Japan is trying to curb cases of karoshi through policies that give people more time off at work. Soon after Takahashi's suicide in December 2016, the federal government announced its Premium Friday plan. Effective immediately, workers would get the chance to leave at 3 p.m. on the last Friday of each month.

Now eight months into the program, the government hasn't seen much success. Many Japanese companies are organizing their monthly finances and looking to hit sales targets at the end of the month; a shorter day has only made people busier.

"We will listen to various views both from the viewpoint of boosting consumer spending and achieving work-style reform, and review the campaign if necessary," Hiroshige Seko, a Japanese politician leading the program, recently told Japan Times.

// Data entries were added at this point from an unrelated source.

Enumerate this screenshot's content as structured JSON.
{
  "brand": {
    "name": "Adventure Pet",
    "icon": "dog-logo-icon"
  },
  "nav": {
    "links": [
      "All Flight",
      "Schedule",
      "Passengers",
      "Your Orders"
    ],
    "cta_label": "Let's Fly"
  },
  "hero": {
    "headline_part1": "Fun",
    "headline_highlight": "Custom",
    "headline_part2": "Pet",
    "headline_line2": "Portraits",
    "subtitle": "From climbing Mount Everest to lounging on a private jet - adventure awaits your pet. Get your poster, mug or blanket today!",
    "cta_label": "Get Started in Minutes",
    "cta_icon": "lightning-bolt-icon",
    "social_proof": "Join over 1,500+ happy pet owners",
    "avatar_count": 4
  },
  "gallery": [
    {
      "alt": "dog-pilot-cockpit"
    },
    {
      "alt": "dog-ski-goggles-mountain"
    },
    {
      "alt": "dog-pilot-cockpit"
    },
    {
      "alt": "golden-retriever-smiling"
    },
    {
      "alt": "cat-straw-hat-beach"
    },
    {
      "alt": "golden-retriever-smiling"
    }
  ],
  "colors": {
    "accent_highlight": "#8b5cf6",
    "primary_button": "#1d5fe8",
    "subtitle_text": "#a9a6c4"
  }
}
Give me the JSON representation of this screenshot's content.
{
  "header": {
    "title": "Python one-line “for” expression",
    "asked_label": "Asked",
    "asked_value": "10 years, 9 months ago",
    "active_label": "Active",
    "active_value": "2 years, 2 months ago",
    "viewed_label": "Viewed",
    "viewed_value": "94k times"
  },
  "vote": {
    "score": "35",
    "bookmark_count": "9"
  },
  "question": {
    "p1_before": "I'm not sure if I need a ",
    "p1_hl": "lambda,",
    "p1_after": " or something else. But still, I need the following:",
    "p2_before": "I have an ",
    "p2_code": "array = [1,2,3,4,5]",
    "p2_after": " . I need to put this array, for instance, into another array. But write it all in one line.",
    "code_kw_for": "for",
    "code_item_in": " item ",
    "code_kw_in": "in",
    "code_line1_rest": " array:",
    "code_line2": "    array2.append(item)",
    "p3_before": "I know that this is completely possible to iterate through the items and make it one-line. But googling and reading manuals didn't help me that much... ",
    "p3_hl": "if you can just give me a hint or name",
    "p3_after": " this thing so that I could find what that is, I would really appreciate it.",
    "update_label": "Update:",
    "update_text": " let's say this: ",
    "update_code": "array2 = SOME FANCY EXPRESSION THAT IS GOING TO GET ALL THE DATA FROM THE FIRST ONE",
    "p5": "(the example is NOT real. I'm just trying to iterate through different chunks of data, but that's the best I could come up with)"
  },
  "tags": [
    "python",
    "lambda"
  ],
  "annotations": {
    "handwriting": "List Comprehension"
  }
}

Other companies have tried to minimize karoshi cases by offering breakfast to those arriving early, dissuading them from staying too late. Others have let workers take more time off as needed.

Experts on Japanese culture are skeptical these measures will make a long-term impact, however. They believe Japan's true problem lies in its view of gender roles.

Frances Rosenbluth, a political scientist at Yale University, has said the best strategy for cutting working hours is to give firms tax breaks if they hire more women, thereby increasing the labor pool. But she acknowledged it won't be easy.

"What do you do about the fact that firms' incentives don't align with the social desirability of changing this problem?" Rosenbluth told Business Insider. "That's a hard one."